The Indigenous Student Council is the brainchild of Samantha Jack, a third-year political science student. She believes that, because Indigenous students are already at the school all the time, “it just made more sense” to have a student council on campus.
The idea came to her while she was attending an Indigenous Advisory Committee meeting in December. There, leaders from the nations whose land KPU resides on, as well as representatives from the local school districts, discussed ways to indigenize KPU.
The goal of the council is to help KPU function at the same level as the University of British Columbia or Simon Fraser University “because they have such a great support network” for their Indigenous students, according to Jack.
Right now at the university, there isn’t a platform for “Indigenous students to voice their concerns or voice their needs,” she says. Jack believes that the best way to create positive change for Indigenous students is to give them a platform for their voices to be heard, to help them create meaningful change within the Kwantlen community, and to work with the Indigenous Advisory Committee.

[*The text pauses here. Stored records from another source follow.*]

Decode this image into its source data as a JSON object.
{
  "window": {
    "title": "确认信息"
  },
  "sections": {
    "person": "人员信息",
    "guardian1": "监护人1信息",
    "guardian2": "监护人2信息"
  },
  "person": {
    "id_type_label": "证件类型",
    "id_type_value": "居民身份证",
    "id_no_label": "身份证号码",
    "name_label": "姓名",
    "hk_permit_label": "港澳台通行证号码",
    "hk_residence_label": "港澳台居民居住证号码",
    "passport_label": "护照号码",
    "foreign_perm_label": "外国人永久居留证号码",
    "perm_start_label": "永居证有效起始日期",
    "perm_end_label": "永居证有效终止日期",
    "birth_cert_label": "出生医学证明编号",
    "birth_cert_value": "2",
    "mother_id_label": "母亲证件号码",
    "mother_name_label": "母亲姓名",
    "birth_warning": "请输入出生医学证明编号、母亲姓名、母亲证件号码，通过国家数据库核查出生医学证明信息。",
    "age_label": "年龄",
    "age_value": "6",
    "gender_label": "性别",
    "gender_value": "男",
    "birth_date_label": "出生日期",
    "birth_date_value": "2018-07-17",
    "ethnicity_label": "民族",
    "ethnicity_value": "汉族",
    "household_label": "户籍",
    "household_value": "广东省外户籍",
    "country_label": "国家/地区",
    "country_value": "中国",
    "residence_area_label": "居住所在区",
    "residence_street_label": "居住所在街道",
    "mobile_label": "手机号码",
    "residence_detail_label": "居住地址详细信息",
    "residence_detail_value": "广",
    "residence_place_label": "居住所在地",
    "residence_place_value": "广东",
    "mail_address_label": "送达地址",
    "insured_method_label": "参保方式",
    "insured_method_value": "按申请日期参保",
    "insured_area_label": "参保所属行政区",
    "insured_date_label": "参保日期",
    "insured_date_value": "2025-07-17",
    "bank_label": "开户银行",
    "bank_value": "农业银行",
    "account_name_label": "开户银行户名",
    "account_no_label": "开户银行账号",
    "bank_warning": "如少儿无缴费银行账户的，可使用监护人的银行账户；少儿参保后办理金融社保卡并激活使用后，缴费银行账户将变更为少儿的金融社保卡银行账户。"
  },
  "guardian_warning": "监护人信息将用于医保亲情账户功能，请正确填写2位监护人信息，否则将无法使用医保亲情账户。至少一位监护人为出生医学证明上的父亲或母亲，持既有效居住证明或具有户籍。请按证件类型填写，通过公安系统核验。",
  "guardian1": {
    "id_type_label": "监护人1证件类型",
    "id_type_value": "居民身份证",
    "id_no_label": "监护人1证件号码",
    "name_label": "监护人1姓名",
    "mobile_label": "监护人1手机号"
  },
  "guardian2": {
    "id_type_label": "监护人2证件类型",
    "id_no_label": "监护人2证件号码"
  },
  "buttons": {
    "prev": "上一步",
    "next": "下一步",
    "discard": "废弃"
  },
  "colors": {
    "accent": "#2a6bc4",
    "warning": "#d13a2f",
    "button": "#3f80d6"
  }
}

“I think that this is so instrumental to the future of Kwantlen and their pledge to Indigenization and their honouring of the truth and reconciliation,” says Jack.

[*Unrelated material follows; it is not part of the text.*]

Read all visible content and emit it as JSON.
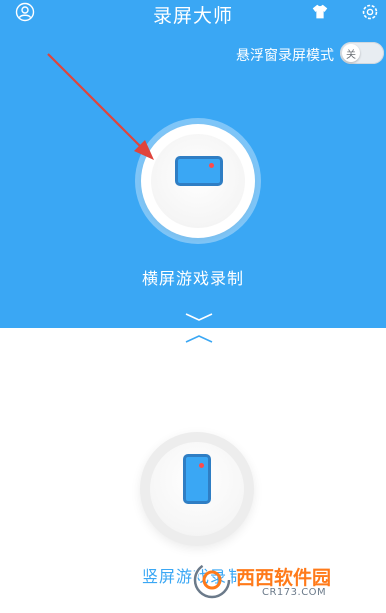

Other students involved include Joseph Thorpe, the queer representative and president of the Kwantlen Student Association, and Sarah Strachan, its Indigenous representative. Both Strachan and Thorpe have shown excitement about the new council and share Jack’s desire for a platform where Indigenous students can voice their needs and concerns.
The new organization’s first order of business is to raise awareness about the Indigenous Student Council by putting up posters at all campuses and displaying a message on Eagle Eye, the programming on television screens across KPU. They’re hoping to attract Indigenous students who may not have self-identified as Indigenous with the school yet. Those interested in self-identifying can do so through the Gathering Place in the Main building on the Surrey campus.

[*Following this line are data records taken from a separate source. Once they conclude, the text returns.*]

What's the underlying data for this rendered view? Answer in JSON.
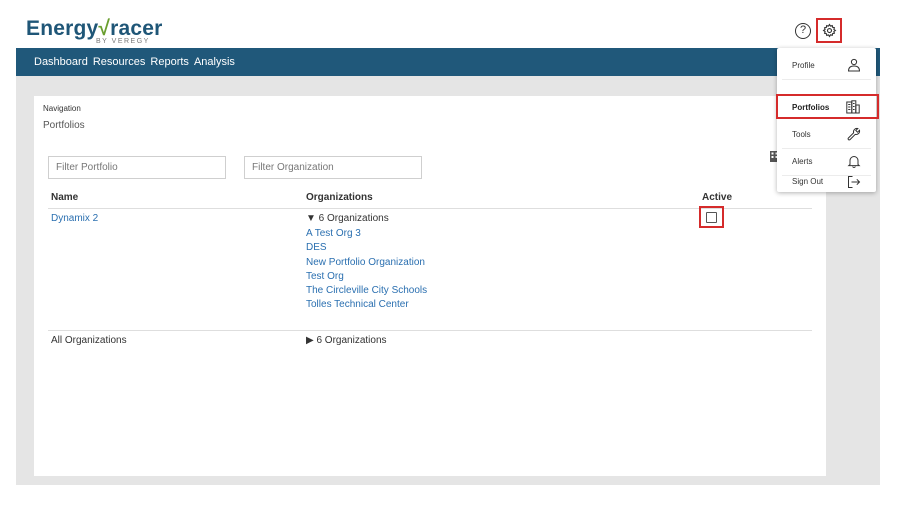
{
  "header": {
    "logo_main": "Energy",
    "logo_check": "√",
    "logo_rest": "racer",
    "logo_sub": "BY VEREGY",
    "help_glyph": "?"
  },
  "nav": {
    "items": [
      {
        "label": "Dashboard"
      },
      {
        "label": "Resources"
      },
      {
        "label": "Reports"
      },
      {
        "label": "Analysis"
      }
    ]
  },
  "page": {
    "nav_label": "Navigation",
    "title": "Portfolios"
  },
  "filters": {
    "portfolio_placeholder": "Filter Portfolio",
    "organization_placeholder": "Filter Organization"
  },
  "table": {
    "headers": {
      "name": "Name",
      "organizations": "Organizations",
      "active": "Active"
    },
    "rows": [
      {
        "name": "Dynamix 2",
        "org_toggle": "▼ 6 Organizations",
        "organizations": [
          "A Test Org 3",
          "DES",
          "New Portfolio Organization",
          "Test Org",
          "The Circleville City Schools",
          "Tolles Technical Center"
        ],
        "active": false
      },
      {
        "name": "All Organizations",
        "org_toggle": "▶ 6 Organizations"
      }
    ]
  },
  "menu": {
    "items": [
      {
        "label": "Profile",
        "icon": "person-icon"
      },
      {
        "label": "Portfolios",
        "icon": "buildings-icon",
        "selected": true
      },
      {
        "label": "Tools",
        "icon": "wrench-icon"
      },
      {
        "label": "Alerts",
        "icon": "bell-icon"
      },
      {
        "label": "Sign Out",
        "icon": "sign-out-icon"
      }
    ]
  },
  "colors": {
    "navbar": "#20587a",
    "link": "#2a6fb0",
    "highlight": "#d52b2b",
    "logo_blue": "#1f5677",
    "logo_green": "#6a9e2f"
  }
}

The council’s second order of business is to hold a protest on the Surrey campus in the coming weeks to support the land rights and title of the Unist’ot’en and Wet’suwet’en people who were forcibly removed from their traditional land following the dismantling of a gated checkpoint by the B.C. RCMP on Jan. 7. The police arrested 14 people that day for violating an injunction which would allow Coastal Gaslink to start working on its natural gas pipeline.
Another topic of discussion raised at the Indigenous Student Council meeting was which events could be held in June during Indigenous Awareness Month. The council also talked about offering better training for instructors who are going to teach courses that have Indigenous-related content. This suggestion arose from an uncomfortable situation Jack experienced with a history professor who suggested that Indigenous issues don’t matter because Indigenous people represent two per cent of the Canadian population.
The Indigenous Student Council will be meeting every three weeks for two hours. Their next meeting will be on Feb. 8 at 1:30 pm in the Gathering Place on the Surrey campus. All Indigenous students are welcome and encouraged to join the council.